India is the third largest economy in the world – and stability coupled with consistent growth of such a large contributor to the global economy is not an easy task. The Indian government has been consistent in its support for market development through trade liberalization, financial liberalization, taxation reforms and opening up to foreign investments. India's twin growth engines of economic growth and demographic profile set it apart from other nations and present a compellingbusiness case for global retailers looking to enter the Indian market. In its endeavors to encourage foreign investments in India, the Department of Industrial Policy and Promotion ("DIPP") of the Ministry of Commerce and Industry vide Press Note No. 1 (2012 Series) dated January 10, 2012 ("PN 1"), has permitted 100% Foreign Direct Investment ("FDI") in single brand product retail trading under the Government route ( i.e. with the prior approval of the Secretariat for Industrial Assistance and the Foreign Investment Promotion Board).
Prior to PN1,up to 51% was allowed in the single brand retail sector. But with the recent 100% limit relaxation, entry in the Indian markets has become a very lucrative opportunity for global as well as domestic market players. The retail industry in India is of late often being hailed as one of the sunrise sectors in the economy. By relaxing the FDI laws relating to single brand retails, the Indian government has definitely created a positive step forward, paving the way for foreign retailers selling single branded products to move into India without having to join with an India partner.
Prior to the PN 1, FDI in single brand product retail trading was allowed up to 51% under the government route. Further, prior to PN1, FDI in single brand product retail trading under the FDI policy was subject to the following conditions:
- Products to be sold should be of a 'Single Brand' only.

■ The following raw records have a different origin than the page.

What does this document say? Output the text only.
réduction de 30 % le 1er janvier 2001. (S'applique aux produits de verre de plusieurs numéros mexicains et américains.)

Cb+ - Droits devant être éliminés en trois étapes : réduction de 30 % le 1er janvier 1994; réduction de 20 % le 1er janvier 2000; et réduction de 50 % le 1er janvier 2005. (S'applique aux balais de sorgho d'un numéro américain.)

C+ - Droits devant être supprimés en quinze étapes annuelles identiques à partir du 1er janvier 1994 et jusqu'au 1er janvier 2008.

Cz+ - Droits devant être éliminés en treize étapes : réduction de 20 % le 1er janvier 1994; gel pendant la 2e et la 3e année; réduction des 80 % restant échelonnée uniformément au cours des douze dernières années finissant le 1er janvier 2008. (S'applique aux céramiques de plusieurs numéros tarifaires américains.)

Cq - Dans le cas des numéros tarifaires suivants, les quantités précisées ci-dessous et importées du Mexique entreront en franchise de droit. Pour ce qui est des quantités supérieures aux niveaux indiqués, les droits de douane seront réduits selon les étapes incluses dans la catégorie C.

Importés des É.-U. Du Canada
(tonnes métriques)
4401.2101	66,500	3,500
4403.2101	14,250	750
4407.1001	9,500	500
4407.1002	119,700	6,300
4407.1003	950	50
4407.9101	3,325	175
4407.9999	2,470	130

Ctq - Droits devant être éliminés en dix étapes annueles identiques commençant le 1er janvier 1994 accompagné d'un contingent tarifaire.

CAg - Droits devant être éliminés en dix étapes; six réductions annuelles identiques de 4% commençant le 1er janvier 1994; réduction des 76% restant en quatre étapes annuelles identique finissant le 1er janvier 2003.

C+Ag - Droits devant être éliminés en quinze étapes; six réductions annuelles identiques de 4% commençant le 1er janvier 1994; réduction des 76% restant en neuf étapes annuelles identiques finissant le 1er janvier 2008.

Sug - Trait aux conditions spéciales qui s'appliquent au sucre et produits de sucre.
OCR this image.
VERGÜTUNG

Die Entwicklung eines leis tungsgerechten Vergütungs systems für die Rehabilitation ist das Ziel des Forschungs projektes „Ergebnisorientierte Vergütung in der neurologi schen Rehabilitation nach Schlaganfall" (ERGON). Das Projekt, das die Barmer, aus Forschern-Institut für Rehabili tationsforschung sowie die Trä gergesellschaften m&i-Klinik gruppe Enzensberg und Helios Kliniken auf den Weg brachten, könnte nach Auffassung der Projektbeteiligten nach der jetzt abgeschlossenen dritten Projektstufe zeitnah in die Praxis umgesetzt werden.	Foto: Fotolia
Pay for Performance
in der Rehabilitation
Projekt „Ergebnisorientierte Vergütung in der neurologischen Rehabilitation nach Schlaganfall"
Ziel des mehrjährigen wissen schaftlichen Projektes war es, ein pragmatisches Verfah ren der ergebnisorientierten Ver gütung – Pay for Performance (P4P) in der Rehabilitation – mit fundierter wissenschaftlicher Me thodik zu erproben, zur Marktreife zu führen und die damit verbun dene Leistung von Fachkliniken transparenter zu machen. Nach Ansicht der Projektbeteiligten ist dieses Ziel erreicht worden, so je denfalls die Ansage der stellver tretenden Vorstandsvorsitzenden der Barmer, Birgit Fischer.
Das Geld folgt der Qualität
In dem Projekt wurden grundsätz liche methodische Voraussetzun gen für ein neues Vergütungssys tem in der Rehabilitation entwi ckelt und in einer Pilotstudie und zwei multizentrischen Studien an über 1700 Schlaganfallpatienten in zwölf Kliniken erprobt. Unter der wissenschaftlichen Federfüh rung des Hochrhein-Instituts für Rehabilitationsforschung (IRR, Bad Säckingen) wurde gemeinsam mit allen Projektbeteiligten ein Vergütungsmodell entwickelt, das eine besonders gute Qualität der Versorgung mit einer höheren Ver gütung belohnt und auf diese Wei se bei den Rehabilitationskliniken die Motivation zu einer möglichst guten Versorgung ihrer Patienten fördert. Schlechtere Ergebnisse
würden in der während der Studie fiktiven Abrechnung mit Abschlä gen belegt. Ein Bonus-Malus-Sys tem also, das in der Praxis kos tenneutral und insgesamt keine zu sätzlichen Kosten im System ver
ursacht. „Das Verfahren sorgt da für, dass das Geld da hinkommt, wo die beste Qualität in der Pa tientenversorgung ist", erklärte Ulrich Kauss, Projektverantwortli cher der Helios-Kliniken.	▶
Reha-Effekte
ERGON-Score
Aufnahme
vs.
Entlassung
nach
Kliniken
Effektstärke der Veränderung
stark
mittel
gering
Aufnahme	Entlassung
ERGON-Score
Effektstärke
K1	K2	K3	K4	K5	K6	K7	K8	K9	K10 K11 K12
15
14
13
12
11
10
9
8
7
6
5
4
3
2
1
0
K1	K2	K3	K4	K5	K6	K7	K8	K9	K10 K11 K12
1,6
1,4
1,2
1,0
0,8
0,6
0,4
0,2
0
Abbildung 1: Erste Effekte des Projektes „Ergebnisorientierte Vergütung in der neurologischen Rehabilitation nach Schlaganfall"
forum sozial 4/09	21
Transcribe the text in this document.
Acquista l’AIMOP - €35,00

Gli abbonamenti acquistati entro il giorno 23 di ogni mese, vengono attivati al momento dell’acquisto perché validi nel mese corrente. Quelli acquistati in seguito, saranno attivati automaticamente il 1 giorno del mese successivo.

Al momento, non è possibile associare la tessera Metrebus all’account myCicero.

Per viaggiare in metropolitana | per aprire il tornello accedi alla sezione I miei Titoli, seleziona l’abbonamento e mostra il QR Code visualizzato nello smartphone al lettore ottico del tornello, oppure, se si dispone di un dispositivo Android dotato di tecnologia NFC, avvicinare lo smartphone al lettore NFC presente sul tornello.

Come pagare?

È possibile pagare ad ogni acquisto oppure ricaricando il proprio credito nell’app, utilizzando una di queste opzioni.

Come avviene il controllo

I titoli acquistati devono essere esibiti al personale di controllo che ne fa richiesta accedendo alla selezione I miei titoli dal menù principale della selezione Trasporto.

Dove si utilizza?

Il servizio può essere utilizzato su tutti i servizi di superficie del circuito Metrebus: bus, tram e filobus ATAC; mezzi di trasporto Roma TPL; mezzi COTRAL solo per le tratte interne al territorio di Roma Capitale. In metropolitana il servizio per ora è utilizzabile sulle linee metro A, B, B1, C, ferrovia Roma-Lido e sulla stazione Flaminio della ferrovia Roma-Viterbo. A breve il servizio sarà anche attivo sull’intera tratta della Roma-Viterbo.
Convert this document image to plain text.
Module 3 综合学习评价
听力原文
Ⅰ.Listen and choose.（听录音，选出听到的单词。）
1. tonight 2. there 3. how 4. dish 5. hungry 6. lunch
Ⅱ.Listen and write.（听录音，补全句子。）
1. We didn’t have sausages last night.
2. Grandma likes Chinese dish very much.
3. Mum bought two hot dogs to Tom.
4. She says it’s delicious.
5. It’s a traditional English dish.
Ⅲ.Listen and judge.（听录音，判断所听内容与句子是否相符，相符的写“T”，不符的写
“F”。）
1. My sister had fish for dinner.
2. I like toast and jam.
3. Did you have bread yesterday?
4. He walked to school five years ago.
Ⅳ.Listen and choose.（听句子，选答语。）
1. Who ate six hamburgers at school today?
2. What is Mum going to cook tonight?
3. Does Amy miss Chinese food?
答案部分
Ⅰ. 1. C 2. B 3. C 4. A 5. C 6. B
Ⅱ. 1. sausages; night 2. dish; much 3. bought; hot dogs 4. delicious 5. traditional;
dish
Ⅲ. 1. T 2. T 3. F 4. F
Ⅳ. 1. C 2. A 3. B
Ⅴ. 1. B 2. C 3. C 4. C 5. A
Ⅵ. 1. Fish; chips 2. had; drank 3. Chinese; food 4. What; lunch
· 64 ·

- Products should be sold under the same brand internationally, i.e. products should be sold under the same brand in one or more countries other than India.
- 'Single Brand' product-retailing would cover only products which are branded during manufacturing.
- The foreign investor should be the owner of the brand.
PN 1, with the 100% FDIinfusionin single brand product retail trading under the Government route, has been made subject to further conditions in addition to the aforementioned already existing conditions:
- Overseas retailers who want to invest in single brand product retail trading in India beyond 51% will have to source 30% of their goods from "Indian" small industries, village industries and cottage industries, artisans and craftsmen.
Some of the objectives that the Indian economy seeks to gain with such relaxation are:
- Attracting investments in production and marketing;
- Improving the availability of such goods for the consumer;
- Encouraging increased sourcing of goods from India;
- Enhancing competitiveness of Indian enterprises through access to global designs,technologies and management practices.
Indian organized retail industry is one of the fastest growing sectors with huge growth potential. Total retail market in India is estimated to reach USD $573 billion by 2012-13. Organized retail industry accounts for only 5.5% of total retail industry and is expected to reach 10% by 2012.
Foreign companies' attraction to India is the billion-plus person population. Also, there are huge employment opportunities in the retail sector in India, not to mention cheaper procurement and labor. India's retail industry is its second largest sector, after agriculture, which provides employment. There is a huge industry with hardly any large players. In addition to these factors, improved living standards and continuing economic growth, friendly business environment, growing purchasing power and increasing number of conscious customers aspiring to own quality and branded products in India are also attracting to global retailers to enter the Indian market.
Right time to tap the Indian Market
India has emerged as one of the prime destinations for the investment of funds from an impressive number of foreign investors. Undoubtedly, with the further relaxations in the FDI norms, there is a lucrative opportunity for foreign players to enter one of the biggest territorial markets and reach out to a large customer base. It is also imperative that the players participate in market expansion by getting introduced in the Indian markets sooner than their competitors.
Growth rate trend of the Indian industry together with the changing consumer inclination such as increased use of credit cards, brand consciousness, and the growth of population are factors that encourage a foreign player to establish outlets in India and tap the huge Indian market.
At present, most major global brands and retailers who are not yet in India are assessing the Indian market with keen interest, recognizing its strengths as a retail destination. It is widely speculated that major brands like Pavers England, IKEA, Gap and Starbucks, etc. have either already set the machinery running in order to make a timely entry in India or are seriously considering making the move. Furthermore, international brands that had already partnered with an Indian partner now can go solo without diluting their stake in the Indian market.
With the relaxation of norms, opening up of the market and pro-investment attitude of the government, this is the ideal time for prospective foreign players to make an earnest start in a major retail market, as India has finally stepped beyond the brink of further liberalization.